DBTA: How would this approach work?
JC: Think of Google. If you wanted to know the score of the Yankee game last night, you would just go to Google and say, "Give me the score for the Yankee game last night." You'd get two numbers, right? The Yankees and whatever team they played and you'll know the score. That data is gathered through a spider technology that goes out and finds it, indexes it, and it makes it readily available. And I think that is the next wave for internal enterprise data.
We need to be able to have a search bar that allows a user to say, "Give me my sales by region for last month," and it just comes up, with where it came from and all of that behind the scenes. But I think that in order to get that information, we need to automate how we're finding that data, how we're integrating that data, and how we're serving up that data. Right now, it's all manual.
DBTA: Companies will use spiders or bots.
JC: Yes. The spiders will crawl your environment, whether it's on-prem or on the cloud, to find the data and extract all of the metadata about that data—all the tables, all the columns, all the structures, all of the relationships. After we have all of the datasets, all the databases, all of the structures, we will need to use machine learning to try to infer all of their relationships between the systems. There are a couple of companies out there that are starting to do some of these things. That's why I think it's achievable. Tamr is doing some of this. Global IDs does a little of it.

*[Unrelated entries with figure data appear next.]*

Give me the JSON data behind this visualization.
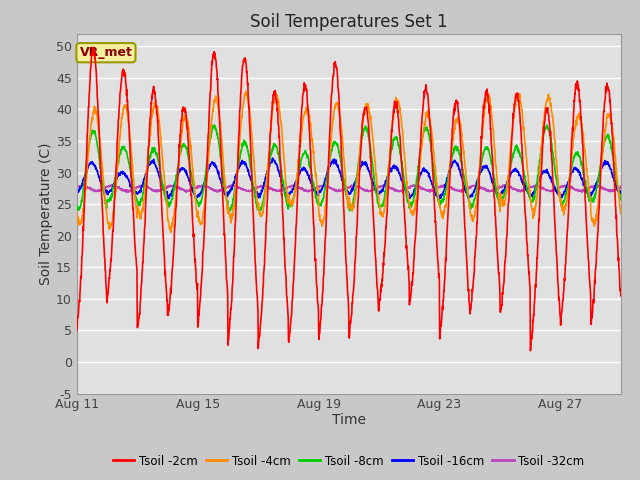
{
  "title": "Soil Temperatures Set 1",
  "xlabel": "Time",
  "ylabel": "Soil Temperature (C)",
  "ylim": [
    -5,
    52
  ],
  "yticks": [
    -5,
    0,
    5,
    10,
    15,
    20,
    25,
    30,
    35,
    40,
    45,
    50
  ],
  "annotation": "VR_met",
  "fig_facecolor": "#c8c8c8",
  "ax_facecolor": "#e0e0e0",
  "series_colors": [
    "#ff0000",
    "#ff8c00",
    "#00cc00",
    "#0000ff",
    "#bb44bb"
  ],
  "series_labels": [
    "Tsoil -2cm",
    "Tsoil -4cm",
    "Tsoil -8cm",
    "Tsoil -16cm",
    "Tsoil -32cm"
  ],
  "xtick_positions": [
    0,
    4,
    8,
    12,
    16
  ],
  "xtick_labels": [
    "Aug 11",
    "Aug 15",
    "Aug 19",
    "Aug 23",
    "Aug 27"
  ],
  "n_days": 18,
  "n_points_per_day": 96,
  "seed": 12345
}
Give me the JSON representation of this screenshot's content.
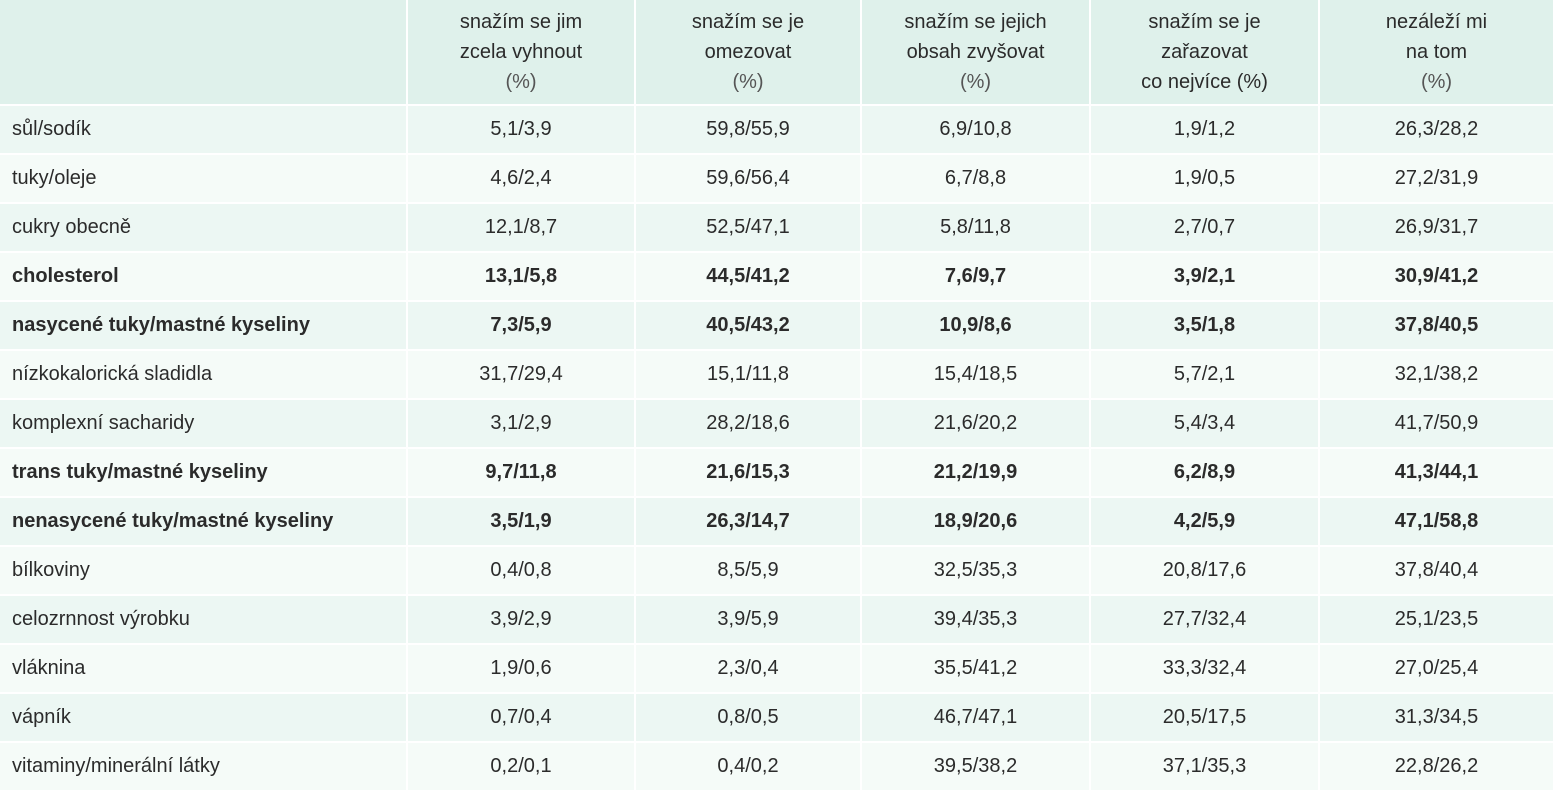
{
  "colors": {
    "header_bg": "#dff1eb",
    "row_odd_bg": "#ecf7f3",
    "row_even_bg": "#f5fbf8",
    "text": "#2b2b2b",
    "separator": "#ffffff"
  },
  "table": {
    "columns": [
      {
        "lines": [],
        "unit": ""
      },
      {
        "lines": [
          "snažím se jim",
          "zcela vyhnout"
        ],
        "unit": "(%)"
      },
      {
        "lines": [
          "snažím se je",
          "omezovat"
        ],
        "unit": "(%)"
      },
      {
        "lines": [
          "snažím se jejich",
          "obsah zvyšovat"
        ],
        "unit": "(%)"
      },
      {
        "lines": [
          "snažím se je",
          "zařazovat",
          "co nejvíce (%)"
        ],
        "unit": ""
      },
      {
        "lines": [
          "nezáleží mi",
          "na tom"
        ],
        "unit": "(%)"
      }
    ],
    "rows": [
      {
        "label": "sůl/sodík",
        "values": [
          "5,1/3,9",
          "59,8/55,9",
          "6,9/10,8",
          "1,9/1,2",
          "26,3/28,2"
        ],
        "bold": false
      },
      {
        "label": "tuky/oleje",
        "values": [
          "4,6/2,4",
          "59,6/56,4",
          "6,7/8,8",
          "1,9/0,5",
          "27,2/31,9"
        ],
        "bold": false
      },
      {
        "label": "cukry obecně",
        "values": [
          "12,1/8,7",
          "52,5/47,1",
          "5,8/11,8",
          "2,7/0,7",
          "26,9/31,7"
        ],
        "bold": false
      },
      {
        "label": "cholesterol",
        "values": [
          "13,1/5,8",
          "44,5/41,2",
          "7,6/9,7",
          "3,9/2,1",
          "30,9/41,2"
        ],
        "bold": true
      },
      {
        "label": "nasycené tuky/mastné kyseliny",
        "values": [
          "7,3/5,9",
          "40,5/43,2",
          "10,9/8,6",
          "3,5/1,8",
          "37,8/40,5"
        ],
        "bold": true
      },
      {
        "label": "nízkokalorická sladidla",
        "values": [
          "31,7/29,4",
          "15,1/11,8",
          "15,4/18,5",
          "5,7/2,1",
          "32,1/38,2"
        ],
        "bold": false
      },
      {
        "label": "komplexní sacharidy",
        "values": [
          "3,1/2,9",
          "28,2/18,6",
          "21,6/20,2",
          "5,4/3,4",
          "41,7/50,9"
        ],
        "bold": false
      },
      {
        "label": "trans tuky/mastné kyseliny",
        "values": [
          "9,7/11,8",
          "21,6/15,3",
          "21,2/19,9",
          "6,2/8,9",
          "41,3/44,1"
        ],
        "bold": true
      },
      {
        "label": "nenasycené tuky/mastné kyseliny",
        "values": [
          "3,5/1,9",
          "26,3/14,7",
          "18,9/20,6",
          "4,2/5,9",
          "47,1/58,8"
        ],
        "bold": true
      },
      {
        "label": "bílkoviny",
        "values": [
          "0,4/0,8",
          "8,5/5,9",
          "32,5/35,3",
          "20,8/17,6",
          "37,8/40,4"
        ],
        "bold": false
      },
      {
        "label": "celozrnnost výrobku",
        "values": [
          "3,9/2,9",
          "3,9/5,9",
          "39,4/35,3",
          "27,7/32,4",
          "25,1/23,5"
        ],
        "bold": false
      },
      {
        "label": "vláknina",
        "values": [
          "1,9/0,6",
          "2,3/0,4",
          "35,5/41,2",
          "33,3/32,4",
          "27,0/25,4"
        ],
        "bold": false
      },
      {
        "label": "vápník",
        "values": [
          "0,7/0,4",
          "0,8/0,5",
          "46,7/47,1",
          "20,5/17,5",
          "31,3/34,5"
        ],
        "bold": false
      },
      {
        "label": "vitaminy/minerální látky",
        "values": [
          "0,2/0,1",
          "0,4/0,2",
          "39,5/38,2",
          "37,1/35,3",
          "22,8/26,2"
        ],
        "bold": false
      }
    ]
  }
}
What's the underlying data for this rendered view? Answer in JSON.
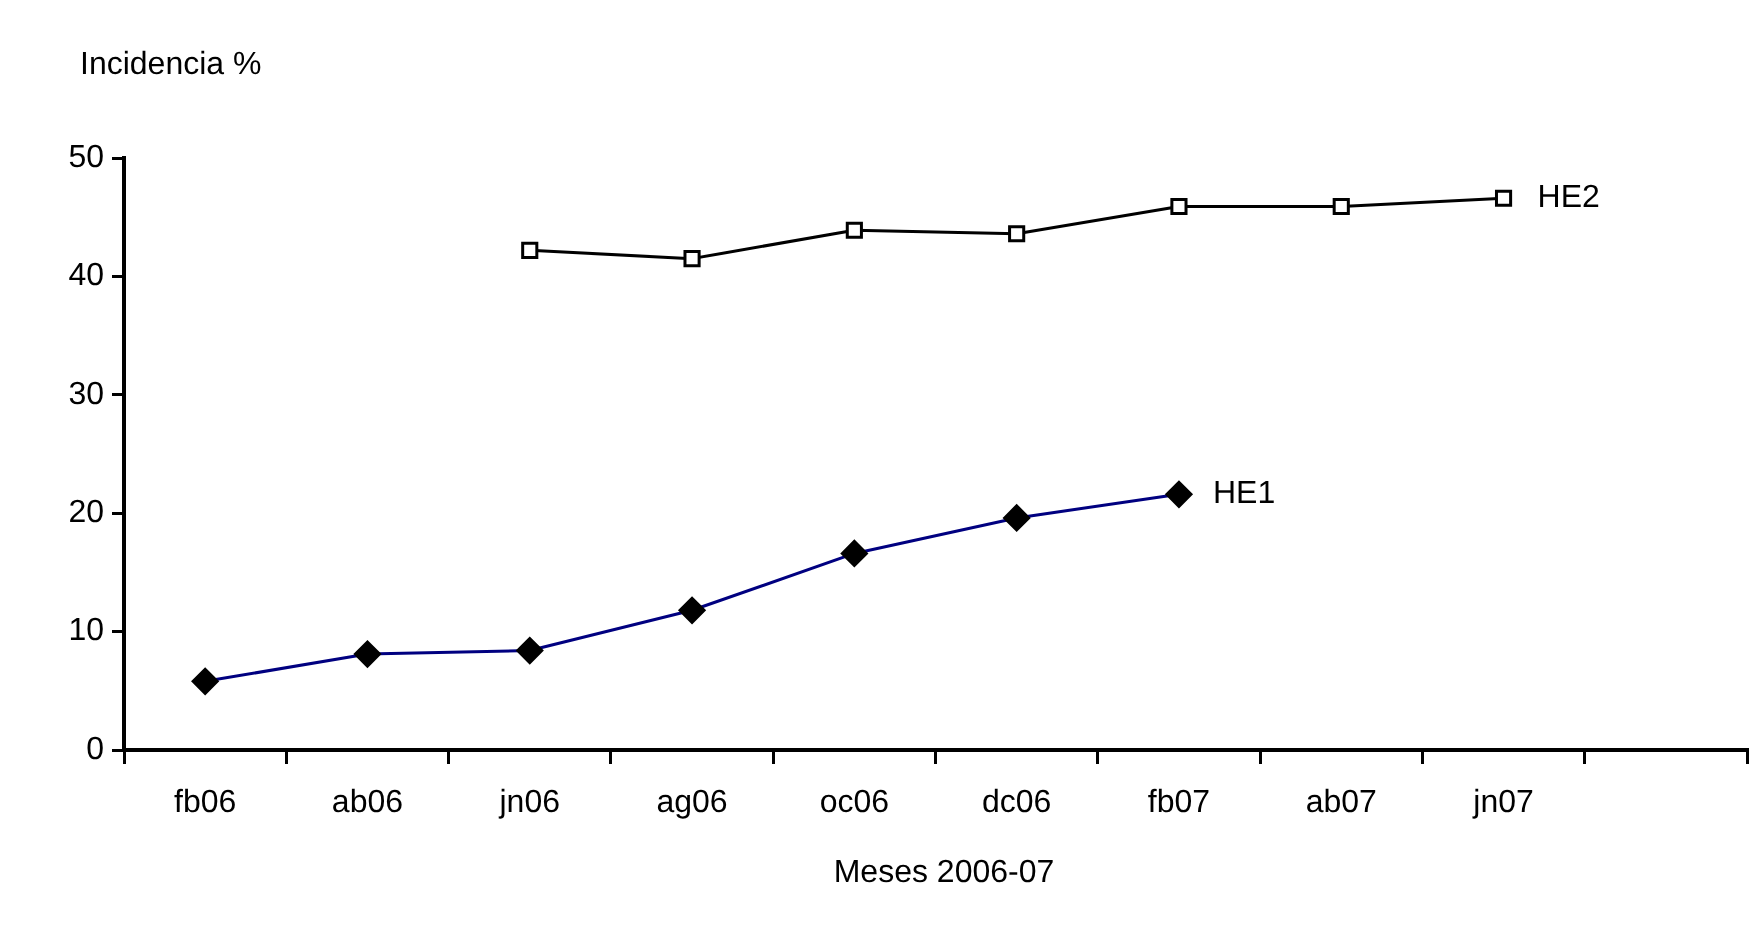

There are not many, but there is maybe one other.
DBTA: What else is needed?
JC: You need to have machine learning to build very simple pipelines to get the data out of these systems and put it into the data lake. You need to be able to interrogate the data, take that data and put it through some models to infer the relationships. And the other thing that we struggle so much with is figuring out how to go in across different systems. We need to be able to interrogate the data automatically, and use machine learning to figure out how this stuff needs to be joined. And the last part is to systematically build a pipeline that goes over the data integration and builds a unified dataset. And then you're done.
'Something drastic has to change. It's just taking too long to onboard data into the analytics platforms.'
DBTA: What else?
JC: And, I think, basically just index it and put a search engine on top of it. There are a million little details in between but at a high level that has to be the future. There's no other way we can sustain the amount of volume and variety of data that every enterprise is dealing with today. We'll just never finish. There is always a new system to be put in the data lake. It never ends, and if we don't figure out how to automate all of this really very fast, it's just going to be failure after failure.
DBTA: What are the key elements?
JC: There are four pieces. One is bots to find the data, and the machine learning to build the pipelines. Then, there is a part that unifies the data, and there's the search on top of that data when you're done. And I think each one of those will represent the different domains where we'll see new products being born to satisfy data integration and analytics needs.
DBTA: How far off in the future do you think this will become a reality?
JC: I think people are already starting and within 3 years it's going to be the new standard. I think it's moving that fast. Something drastic has to change. It's just taking too long to onboard data into the analytics platforms.
This interview was edited and condensed.